Wed Sep 9 10:13:40 PDT 2015

On Sep 8, 2015, at 2:11 PM, Benoit Belley via llvm-dev <llvm-dev at lists.llvm.org> wrote:
> You will find assembly sequences such as:
> 
>         movss   dword ptr [rcx - 12], xmm4 # 32-bit store
>         movss   dword ptr [rcx - 16], xmm3 # 32-bit store
>         mov rdx, qword ptr [rcx - 16]      # 64-bit load
> 
> Notice how the stores and loads are back-to-back and of different bit-width.  On my processor (Intel Sandy Bridge), this sequence seems to fail store-forwarding and to cause a huge CPU pipeline stall. Or at least, this is what the following CPU performance counter leads me to believe:
> 
> LD_BLOCKS.STORE_FORWARD: Loads blocked by overlapping with store buffer that cannot be forwarded.

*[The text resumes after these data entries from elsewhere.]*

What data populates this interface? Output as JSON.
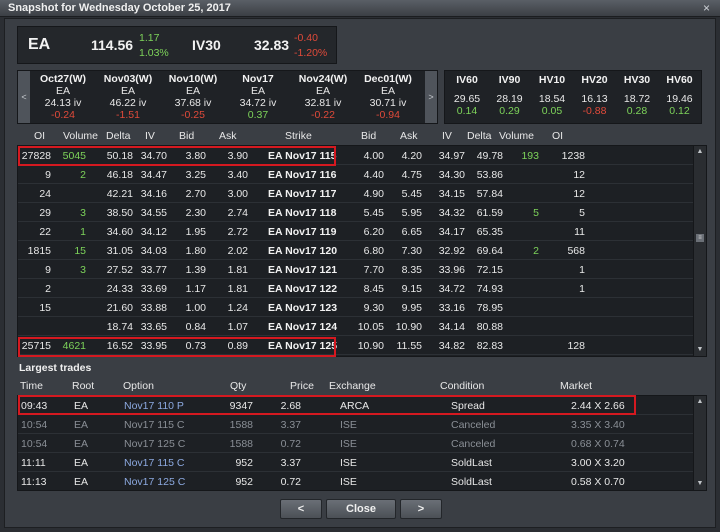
{
  "window": {
    "title": "Snapshot for Wednesday October 25, 2017",
    "close_glyph": "×"
  },
  "quote": {
    "symbol": "EA",
    "price": "114.56",
    "change": "1.17",
    "change_pct": "1.03%",
    "iv_label": "IV30",
    "iv_value": "32.83",
    "iv_change": "-0.40",
    "iv_change_pct": "-1.20%"
  },
  "expirations": {
    "left_arrow": "<",
    "right_arrow": ">",
    "items": [
      {
        "label": "Oct27(W)",
        "root": "EA",
        "iv": "24.13 iv",
        "change": "-0.24",
        "dir": "down"
      },
      {
        "label": "Nov03(W)",
        "root": "EA",
        "iv": "46.22 iv",
        "change": "-1.51",
        "dir": "down"
      },
      {
        "label": "Nov10(W)",
        "root": "EA",
        "iv": "37.68 iv",
        "change": "-0.25",
        "dir": "down"
      },
      {
        "label": "Nov17",
        "root": "EA",
        "iv": "34.72 iv",
        "change": "0.37",
        "dir": "up"
      },
      {
        "label": "Nov24(W)",
        "root": "EA",
        "iv": "32.81 iv",
        "change": "-0.22",
        "dir": "down"
      },
      {
        "label": "Dec01(W)",
        "root": "EA",
        "iv": "30.71 iv",
        "change": "-0.94",
        "dir": "down"
      }
    ]
  },
  "volatility": {
    "items": [
      {
        "label": "IV60",
        "value": "29.65",
        "change": "0.14",
        "dir": "up"
      },
      {
        "label": "IV90",
        "value": "28.19",
        "change": "0.29",
        "dir": "up"
      },
      {
        "label": "HV10",
        "value": "18.54",
        "change": "0.05",
        "dir": "up"
      },
      {
        "label": "HV20",
        "value": "16.13",
        "change": "-0.88",
        "dir": "down"
      },
      {
        "label": "HV30",
        "value": "18.72",
        "change": "0.28",
        "dir": "up"
      },
      {
        "label": "HV60",
        "value": "19.46",
        "change": "0.12",
        "dir": "up"
      }
    ]
  },
  "chain": {
    "headers": {
      "call_oi": "OI",
      "call_volume": "Volume",
      "call_delta": "Delta",
      "call_iv": "IV",
      "call_bid": "Bid",
      "call_ask": "Ask",
      "strike": "Strike",
      "put_bid": "Bid",
      "put_ask": "Ask",
      "put_iv": "IV",
      "put_delta": "Delta",
      "put_volume": "Volume",
      "put_oi": "OI"
    },
    "rows": [
      {
        "c_oi": "27828",
        "c_vol": "5045",
        "c_delta": "50.18",
        "c_iv": "34.70",
        "c_bid": "3.80",
        "c_ask": "3.90",
        "strike": "EA Nov17 115",
        "p_bid": "4.00",
        "p_ask": "4.20",
        "p_iv": "34.97",
        "p_delta": "49.78",
        "p_vol": "193",
        "p_oi": "1238"
      },
      {
        "c_oi": "9",
        "c_vol": "2",
        "c_delta": "46.18",
        "c_iv": "34.47",
        "c_bid": "3.25",
        "c_ask": "3.40",
        "strike": "EA Nov17 116",
        "p_bid": "4.40",
        "p_ask": "4.75",
        "p_iv": "34.30",
        "p_delta": "53.86",
        "p_vol": "",
        "p_oi": "12"
      },
      {
        "c_oi": "24",
        "c_vol": "",
        "c_delta": "42.21",
        "c_iv": "34.16",
        "c_bid": "2.70",
        "c_ask": "3.00",
        "strike": "EA Nov17 117",
        "p_bid": "4.90",
        "p_ask": "5.45",
        "p_iv": "34.15",
        "p_delta": "57.84",
        "p_vol": "",
        "p_oi": "12"
      },
      {
        "c_oi": "29",
        "c_vol": "3",
        "c_delta": "38.50",
        "c_iv": "34.55",
        "c_bid": "2.30",
        "c_ask": "2.74",
        "strike": "EA Nov17 118",
        "p_bid": "5.45",
        "p_ask": "5.95",
        "p_iv": "34.32",
        "p_delta": "61.59",
        "p_vol": "5",
        "p_oi": "5"
      },
      {
        "c_oi": "22",
        "c_vol": "1",
        "c_delta": "34.60",
        "c_iv": "34.12",
        "c_bid": "1.95",
        "c_ask": "2.72",
        "strike": "EA Nov17 119",
        "p_bid": "6.20",
        "p_ask": "6.65",
        "p_iv": "34.17",
        "p_delta": "65.35",
        "p_vol": "",
        "p_oi": "11"
      },
      {
        "c_oi": "1815",
        "c_vol": "15",
        "c_delta": "31.05",
        "c_iv": "34.03",
        "c_bid": "1.80",
        "c_ask": "2.02",
        "strike": "EA Nov17 120",
        "p_bid": "6.80",
        "p_ask": "7.30",
        "p_iv": "32.92",
        "p_delta": "69.64",
        "p_vol": "2",
        "p_oi": "568"
      },
      {
        "c_oi": "9",
        "c_vol": "3",
        "c_delta": "27.52",
        "c_iv": "33.77",
        "c_bid": "1.39",
        "c_ask": "1.81",
        "strike": "EA Nov17 121",
        "p_bid": "7.70",
        "p_ask": "8.35",
        "p_iv": "33.96",
        "p_delta": "72.15",
        "p_vol": "",
        "p_oi": "1"
      },
      {
        "c_oi": "2",
        "c_vol": "",
        "c_delta": "24.33",
        "c_iv": "33.69",
        "c_bid": "1.17",
        "c_ask": "1.81",
        "strike": "EA Nov17 122",
        "p_bid": "8.45",
        "p_ask": "9.15",
        "p_iv": "34.72",
        "p_delta": "74.93",
        "p_vol": "",
        "p_oi": "1"
      },
      {
        "c_oi": "15",
        "c_vol": "",
        "c_delta": "21.60",
        "c_iv": "33.88",
        "c_bid": "1.00",
        "c_ask": "1.24",
        "strike": "EA Nov17 123",
        "p_bid": "9.30",
        "p_ask": "9.95",
        "p_iv": "33.16",
        "p_delta": "78.95",
        "p_vol": "",
        "p_oi": ""
      },
      {
        "c_oi": "",
        "c_vol": "",
        "c_delta": "18.74",
        "c_iv": "33.65",
        "c_bid": "0.84",
        "c_ask": "1.07",
        "strike": "EA Nov17 124",
        "p_bid": "10.05",
        "p_ask": "10.90",
        "p_iv": "34.14",
        "p_delta": "80.88",
        "p_vol": "",
        "p_oi": ""
      },
      {
        "c_oi": "25715",
        "c_vol": "4621",
        "c_delta": "16.52",
        "c_iv": "33.95",
        "c_bid": "0.73",
        "c_ask": "0.89",
        "strike": "EA Nov17 125",
        "p_bid": "10.90",
        "p_ask": "11.55",
        "p_iv": "34.82",
        "p_delta": "82.83",
        "p_vol": "",
        "p_oi": "128"
      }
    ]
  },
  "trades": {
    "section_title": "Largest trades",
    "headers": {
      "time": "Time",
      "root": "Root",
      "option": "Option",
      "qty": "Qty",
      "price": "Price",
      "exchange": "Exchange",
      "condition": "Condition",
      "market": "Market"
    },
    "rows": [
      {
        "time": "09:43",
        "root": "EA",
        "option": "Nov17 110 P",
        "qty": "9347",
        "price": "2.68",
        "exchange": "ARCA",
        "condition": "Spread",
        "market": "2.44 X 2.66",
        "dim": false
      },
      {
        "time": "10:54",
        "root": "EA",
        "option": "Nov17 115 C",
        "qty": "1588",
        "price": "3.37",
        "exchange": "ISE",
        "condition": "Canceled",
        "market": "3.35 X 3.40",
        "dim": true
      },
      {
        "time": "10:54",
        "root": "EA",
        "option": "Nov17 125 C",
        "qty": "1588",
        "price": "0.72",
        "exchange": "ISE",
        "condition": "Canceled",
        "market": "0.68 X 0.74",
        "dim": true
      },
      {
        "time": "11:11",
        "root": "EA",
        "option": "Nov17 115 C",
        "qty": "952",
        "price": "3.37",
        "exchange": "ISE",
        "condition": "SoldLast",
        "market": "3.00 X 3.20",
        "dim": false
      },
      {
        "time": "11:13",
        "root": "EA",
        "option": "Nov17 125 C",
        "qty": "952",
        "price": "0.72",
        "exchange": "ISE",
        "condition": "SoldLast",
        "market": "0.58 X 0.70",
        "dim": false
      }
    ]
  },
  "buttons": {
    "prev": "<",
    "close": "Close",
    "next": ">"
  },
  "colors": {
    "up": "#7dd35a",
    "down": "#e04a3a",
    "highlight": "#d51920",
    "option_link": "#8ca9e0"
  }
}
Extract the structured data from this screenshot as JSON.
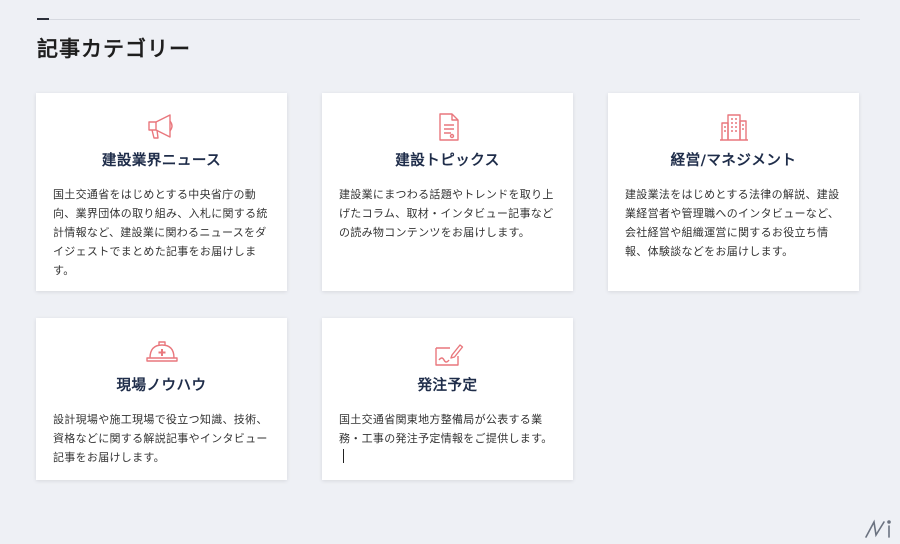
{
  "section": {
    "title": "記事カテゴリー"
  },
  "cards": [
    {
      "icon": "megaphone-icon",
      "title": "建設業界ニュース",
      "description": "国土交通省をはじめとする中央省庁の動向、業界団体の取り組み、入札に関する統計情報など、建設業に関わるニュースをダイジェストでまとめた記事をお届けします。"
    },
    {
      "icon": "document-icon",
      "title": "建設トピックス",
      "description": "建設業にまつわる話題やトレンドを取り上げたコラム、取材・インタビュー記事などの読み物コンテンツをお届けします。"
    },
    {
      "icon": "building-icon",
      "title": "経営/マネジメント",
      "description": "建設業法をはじめとする法律の解説、建設業経営者や管理職へのインタビューなど、会社経営や組織運営に関するお役立ち情報、体験談などをお届けします。"
    },
    {
      "icon": "hard-hat-icon",
      "title": "現場ノウハウ",
      "description": "設計現場や施工現場で役立つ知識、技術、資格などに関する解説記事やインタビュー記事をお届けします。"
    },
    {
      "icon": "pen-order-icon",
      "title": "発注予定",
      "description": "国土交通省関東地方整備局が公表する業務・工事の発注予定情報をご提供します。"
    }
  ],
  "colors": {
    "background": "#eef0f5",
    "card": "#ffffff",
    "icon_accent": "#e9777d",
    "title_text": "#1f2d4a"
  }
}
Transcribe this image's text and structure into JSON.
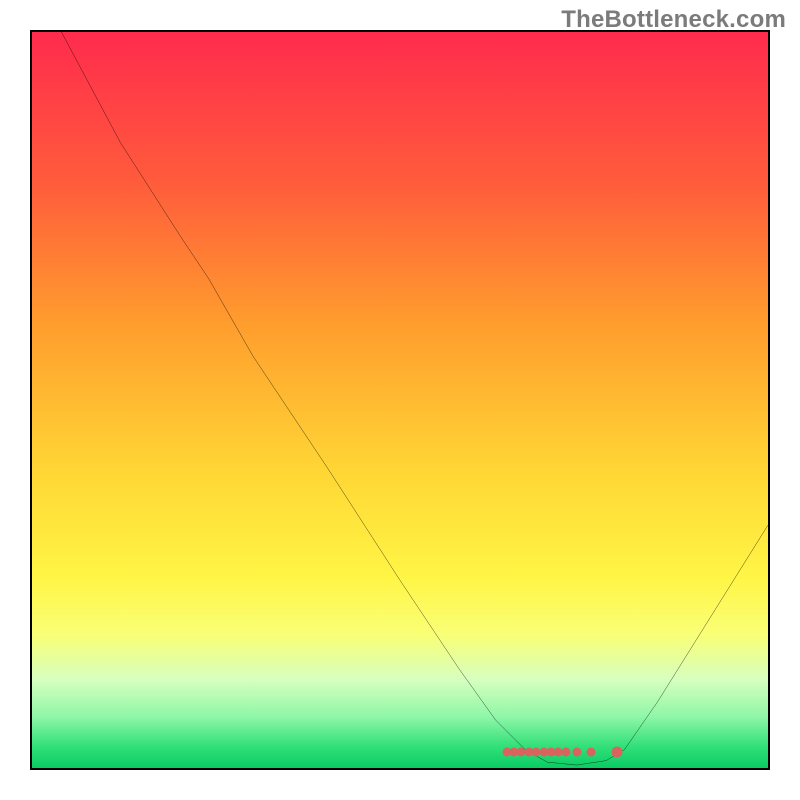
{
  "watermark": "TheBottleneck.com",
  "chart_data": {
    "type": "line",
    "title": "",
    "xlabel": "",
    "ylabel": "",
    "xlim": [
      0,
      100
    ],
    "ylim": [
      0,
      100
    ],
    "grid": false,
    "legend": false,
    "gradient_stops": [
      {
        "offset": 0.0,
        "color": "#ff2b4d"
      },
      {
        "offset": 0.2,
        "color": "#ff5a3c"
      },
      {
        "offset": 0.4,
        "color": "#ff9e2d"
      },
      {
        "offset": 0.6,
        "color": "#ffd735"
      },
      {
        "offset": 0.74,
        "color": "#fff545"
      },
      {
        "offset": 0.82,
        "color": "#f9ff77"
      },
      {
        "offset": 0.88,
        "color": "#d6ffbf"
      },
      {
        "offset": 0.93,
        "color": "#8ff7a8"
      },
      {
        "offset": 0.97,
        "color": "#33e07a"
      },
      {
        "offset": 1.0,
        "color": "#0acc64"
      }
    ],
    "series": [
      {
        "name": "curve",
        "points": [
          {
            "x": 4.0,
            "y": 100.0
          },
          {
            "x": 12.0,
            "y": 85.0
          },
          {
            "x": 20.0,
            "y": 72.5
          },
          {
            "x": 24.0,
            "y": 66.5
          },
          {
            "x": 30.0,
            "y": 56.0
          },
          {
            "x": 40.0,
            "y": 41.0
          },
          {
            "x": 50.0,
            "y": 25.5
          },
          {
            "x": 58.0,
            "y": 13.5
          },
          {
            "x": 63.0,
            "y": 6.5
          },
          {
            "x": 67.0,
            "y": 2.5
          },
          {
            "x": 70.0,
            "y": 0.8
          },
          {
            "x": 74.0,
            "y": 0.4
          },
          {
            "x": 78.0,
            "y": 1.0
          },
          {
            "x": 80.5,
            "y": 2.5
          },
          {
            "x": 85.0,
            "y": 9.0
          },
          {
            "x": 90.0,
            "y": 17.0
          },
          {
            "x": 95.0,
            "y": 25.0
          },
          {
            "x": 100.0,
            "y": 33.0
          }
        ]
      }
    ],
    "scatter": {
      "name": "markers",
      "y": 2.2,
      "x": [
        64.5,
        65.5,
        66.5,
        67.5,
        68.5,
        69.5,
        70.5,
        71.5,
        72.5,
        74.0,
        76.0,
        79.5
      ],
      "last_big": true
    }
  }
}
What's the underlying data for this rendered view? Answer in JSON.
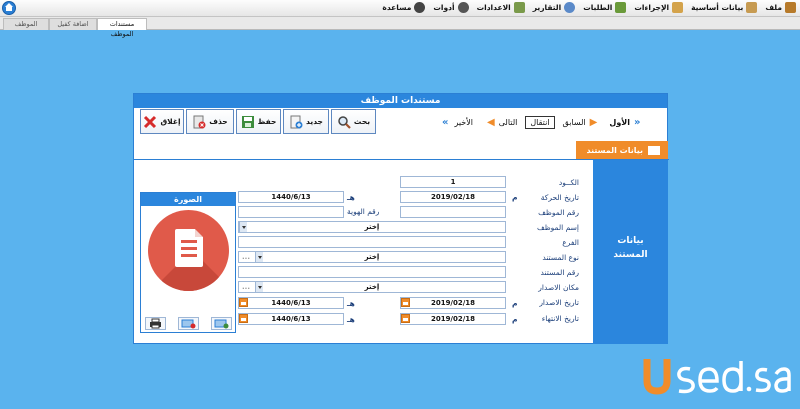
{
  "menubar": {
    "items": [
      {
        "label": "ملف",
        "icon": "file-icon",
        "color": "#b77a2a"
      },
      {
        "label": "بيانات أساسية",
        "icon": "database-icon",
        "color": "#c79b52"
      },
      {
        "label": "الإجراءات",
        "icon": "actions-icon",
        "color": "#d4a34b"
      },
      {
        "label": "الطلبات",
        "icon": "requests-icon",
        "color": "#6a9a3a"
      },
      {
        "label": "التقارير",
        "icon": "reports-icon",
        "color": "#5b8ac9"
      },
      {
        "label": "الاعدادات",
        "icon": "settings-icon",
        "color": "#7a9a4a"
      },
      {
        "label": "أدوات",
        "icon": "tools-icon",
        "color": "#555555"
      },
      {
        "label": "مساعدة",
        "icon": "help-gear-icon",
        "color": "#444444"
      }
    ]
  },
  "tabs": [
    {
      "label": "مستندات الموظف",
      "active": true
    },
    {
      "label": "اضافة كفيل",
      "active": false
    },
    {
      "label": "الموظف",
      "active": false
    }
  ],
  "window": {
    "title": "مستندات الموظف",
    "toolbar": {
      "close": "إغلاق",
      "delete": "حذف",
      "save": "حفظ",
      "new": "جديد",
      "search": "بحث"
    },
    "nav": {
      "first": "الأول",
      "previous": "السابق",
      "goto": "انتقال",
      "next": "التالى",
      "last": "الأخير"
    },
    "section_tab": "بيانات المستند",
    "side_panel": "بيانات المستند",
    "labels": {
      "code": "الكــود",
      "movement_date": "تاريخ الحركة",
      "employee_no": "رقم الموظف",
      "employee_name": "إسم الموظف",
      "branch": "الفرع",
      "doc_type": "نوع المستند",
      "doc_no": "رقم المستند",
      "issue_place": "مكان الاصدار",
      "issue_date": "تاريخ الاصدار",
      "expiry_date": "تاريخ الانتهاء",
      "id_no": "رقم الهوية"
    },
    "values": {
      "code": "1",
      "movement_date_g": "2019/02/18",
      "movement_date_h": "1440/6/13",
      "employee_select": "إختر",
      "doc_type_select": "إختر",
      "doc_type_extra": "...",
      "issue_place_select": "إختر",
      "issue_date_g": "2019/02/18",
      "issue_date_h": "1440/6/13",
      "expiry_date_g": "2019/02/18",
      "expiry_date_h": "1440/6/13"
    },
    "suffix_g": "م",
    "suffix_h": "هـ",
    "photo": {
      "title": "الصورة"
    }
  },
  "colors": {
    "background": "#5ab3ee",
    "accent_blue": "#2b86dd",
    "accent_orange": "#f08c2a",
    "doc_red": "#e05a4a"
  }
}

Yep, that happens for all intel archs: if you have a wider load than a store, store forwarding is blocked. It doesn't support forwarding two stores into one load, even if everything's properly aligned.

> My test case is generating 1,500,000,000  of these "blocked store-forwarding » when using LLVM 3.7 versus 74,000 for LLVM 3.6! The number of instructions executed per CPU cycles goes down to 0.7 IPC instead of 2.2 IPC.
> 
> Further analysis suggests that it might be due to the GVN pass (which runs just before the MemCpy pass) which actually combines 2 32-bit loads into a single 64-bit load.  See the attached files.
> 
> I have also noted that the alloca are actually getting properly annotated with an alignment of 8 bytes by the « Combine redundant instructions » pass. So, I guess that annotating alloca when emitting LLVM IR within our JIT compiler is unnecessary. Is that a fair assessment ?
> 
> Is store-forwarding always blocking on these kind of memory accesses even if they are properly aligned ?
> 
> (Side note: Moving the alloca into the entry BB, causes all of these redundant alloca, store and load instructions to be optimized out and the entire store-forwarding issue goes away for this particular test case. But, isn’t this an issue that could be triggered in other valid cases ?) 

I'd hope it's less likely to be a problem in other situations, as if the optimizer is working properly (and not "broken" by the use of alloca outside the entry block), it's less likely to have a load of an address immediately following a store of the same address -- the compiler should've just used the registers in the first place. Store forwarding is most important when the store and load are neighboring -- the farther away you get the less likely it is that the store is still working its way through the pipeline.